BK: Kannst Du Deine Absichten bei der Zusammenarbeit mit Helga Pollak-Kinsky beschreiben und wie hat sich eure Beziehung entwickelt, als ihr euch persönlicheren Themen näherten?

JT: Ich lernte Helga Pollak-Kinsky 2010 kennen, als ich zusammen mit dem Künstler Stefan Flunger über Friedl Dicker-Brandeis und das Konzentrationslager Theresienstadt recherchierte. Wir begannen, Projekte mit Helga und ihren Freundinnen zu machen, die sich auf ihre außergewöhnlichen Biografien als Holocoust-Überlebende konzentrierten. Helga Pollak-Kinsky (geboren 1930 in Wien) wurde als 8-jähriges Mädchen zur Emigration nach Brünn (CZ) bzw. Kyjov (CZ) gezwungen. Mit ihrem Vater und ihren Verwandten wurde sie im Januar 1943 nach Theresienstadt deportiert. Zusammen mit anderen Kindern besuchte sie den Geheimunterricht - darunter auch den Zeichenunterricht bei der ebenfalls in Theresienstadt inhaftierten Künstlerin Friedl Dicker-Brandeis. Während ihrer Internierung schrieb sie ein Tagebuch in tschechischer Sprache, das die Grundlage für das Buch »Mein Theresienstädter Tagebuch 1943–1944 und die Aufzeichnungen meines Vaters Otto Pollak« (Hrsg.: Hannelore Brenner, Edition Room 28, Berlin 2014) ist. Helga Pollak wurde im Oktober 1944 nach Auschwitz deportiert. Bei der Selektion wurde sie einer Gruppe von Frauen zugewiesen, die in Oederan in Sachsen in einer Munitionsfabrik Zwangsarbeit leisten sollten. Mit einem Elendstransport wurde sie Ende April 1945 zurück nach Theresienstadt deportiert, wo sie und ihr Vater die Befreiung erlebten. Nach Zwischenstationen in Bangkok (Thailand) und Addis Abeba (Äthiopien) lebte sie wieder in Wien, wo sie im Jahr 2020 verstarb. Seit 2010 verband Helga und mich eine wachsende Freundschaft. Wir telefonierten regelmäßig, ich besuchte sie zu Hause, und sie lud mich zu ihren offiziellen Feierlichkeiten ein, bei denen sie spät, aber doch, Anerkennung für ihre Arbeit als Zeitzeugin des Holocausts erhielt. Meistens sprachen wir über Tagespolitik und Erinnerungsarbeit. Im Laufe der Jahre wurden wir Freundinnen, und ich fragte mich immer noch, wie Helga sich gefühlt haben muss, als sie 1957 nach Wien zurückkam, in die Stadt, aus der sie 1938 von den Nazis vertrieben worden war. Diese Frage war der Ausgangspunkt für »Zurück in Wien - Körperadaptierungen«, die ich 2015 gemeinsam mit ihr zu entwickeln begann.
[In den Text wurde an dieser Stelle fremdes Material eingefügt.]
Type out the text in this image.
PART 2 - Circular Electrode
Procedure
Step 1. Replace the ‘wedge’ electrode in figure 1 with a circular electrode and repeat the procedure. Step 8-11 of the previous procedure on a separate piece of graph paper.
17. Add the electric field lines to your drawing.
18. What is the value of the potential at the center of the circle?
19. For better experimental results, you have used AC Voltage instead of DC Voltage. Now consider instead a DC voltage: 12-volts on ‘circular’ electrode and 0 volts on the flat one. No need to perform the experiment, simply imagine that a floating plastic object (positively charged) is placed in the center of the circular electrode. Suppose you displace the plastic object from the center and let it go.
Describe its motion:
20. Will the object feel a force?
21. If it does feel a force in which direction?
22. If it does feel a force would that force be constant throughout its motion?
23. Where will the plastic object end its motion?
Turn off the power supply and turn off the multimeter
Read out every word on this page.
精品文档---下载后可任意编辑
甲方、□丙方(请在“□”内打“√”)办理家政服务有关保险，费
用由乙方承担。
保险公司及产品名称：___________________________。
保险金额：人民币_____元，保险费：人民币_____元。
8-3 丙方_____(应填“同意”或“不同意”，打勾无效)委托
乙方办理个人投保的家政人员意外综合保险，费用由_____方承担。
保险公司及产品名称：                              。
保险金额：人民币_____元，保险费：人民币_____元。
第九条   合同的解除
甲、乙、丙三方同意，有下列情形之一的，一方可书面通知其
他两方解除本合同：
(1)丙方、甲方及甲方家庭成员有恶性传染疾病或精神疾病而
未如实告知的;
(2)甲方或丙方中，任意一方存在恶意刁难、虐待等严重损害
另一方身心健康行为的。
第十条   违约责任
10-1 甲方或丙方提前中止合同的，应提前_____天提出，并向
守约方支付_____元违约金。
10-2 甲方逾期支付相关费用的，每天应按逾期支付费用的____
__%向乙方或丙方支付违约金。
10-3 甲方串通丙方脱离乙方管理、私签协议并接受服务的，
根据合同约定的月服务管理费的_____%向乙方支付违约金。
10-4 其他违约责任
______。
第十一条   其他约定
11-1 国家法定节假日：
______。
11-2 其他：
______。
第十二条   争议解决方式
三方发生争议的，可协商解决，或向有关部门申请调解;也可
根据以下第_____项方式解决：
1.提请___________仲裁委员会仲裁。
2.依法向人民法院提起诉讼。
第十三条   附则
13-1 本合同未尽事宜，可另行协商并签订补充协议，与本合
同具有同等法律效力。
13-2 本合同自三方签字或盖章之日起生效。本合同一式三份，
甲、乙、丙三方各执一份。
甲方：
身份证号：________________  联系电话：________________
BK: Wie gehst Du persönlich und beruflich im Allgemeinen mit diesen Fragen um?

JT: Das Werk nach Helgas Tod zum ersten Mal wieder zu zeigen, und dann ausgerechnet in der Tschechischen Republik, ist für mich mit einer großen Verantwortung verbunden. Ich kann Helga nicht mehr fragen, was sie davon hält, die neun Fotografien dort zu zeigen, wo ihr Vater geboren wurde, wo sie in Brünn und später bei ihrer Großfamilie in Kyjov in Sicherheit gebracht wurde, und von wo aus sie aber trotzdem von den Nazis gefangen genommen und zusammen mit ihrem Vater in das Konzentrationslager Theresienstadt deportiert wurde. Die Tschechoslowakei war auch der Ort, an dem die meisten von Helgas Verwandten lebten. 63 von ihnen überlebten den Holocaust nicht. Wenn ich Helga, wie bei allen bisherigen Präsentationen von »Zurück in Wien - Körperadaptierungen«, gefragt hätte, ob ich die Ausstellung machen soll, hätte sie sicher gesagt: "Mach es!". Helga Pollak-Kinsky hat sich trotz ihrer schrecklichen Erfahrungen ihr ganzes Leben lang einen offenen Geist und die Liebe zu den Menschen bewahrt. Darin wird sie immer mein Vorbild bleiben und ich bin dankbar, dass ich ihre Freundin werden durfte!


BK: Glaubst Du, dass die Kunst die Macht hat, die Welt, in der wir leben, zu verändern?

JT: Nein. Aber ich hoffe es natürlich trotzdem.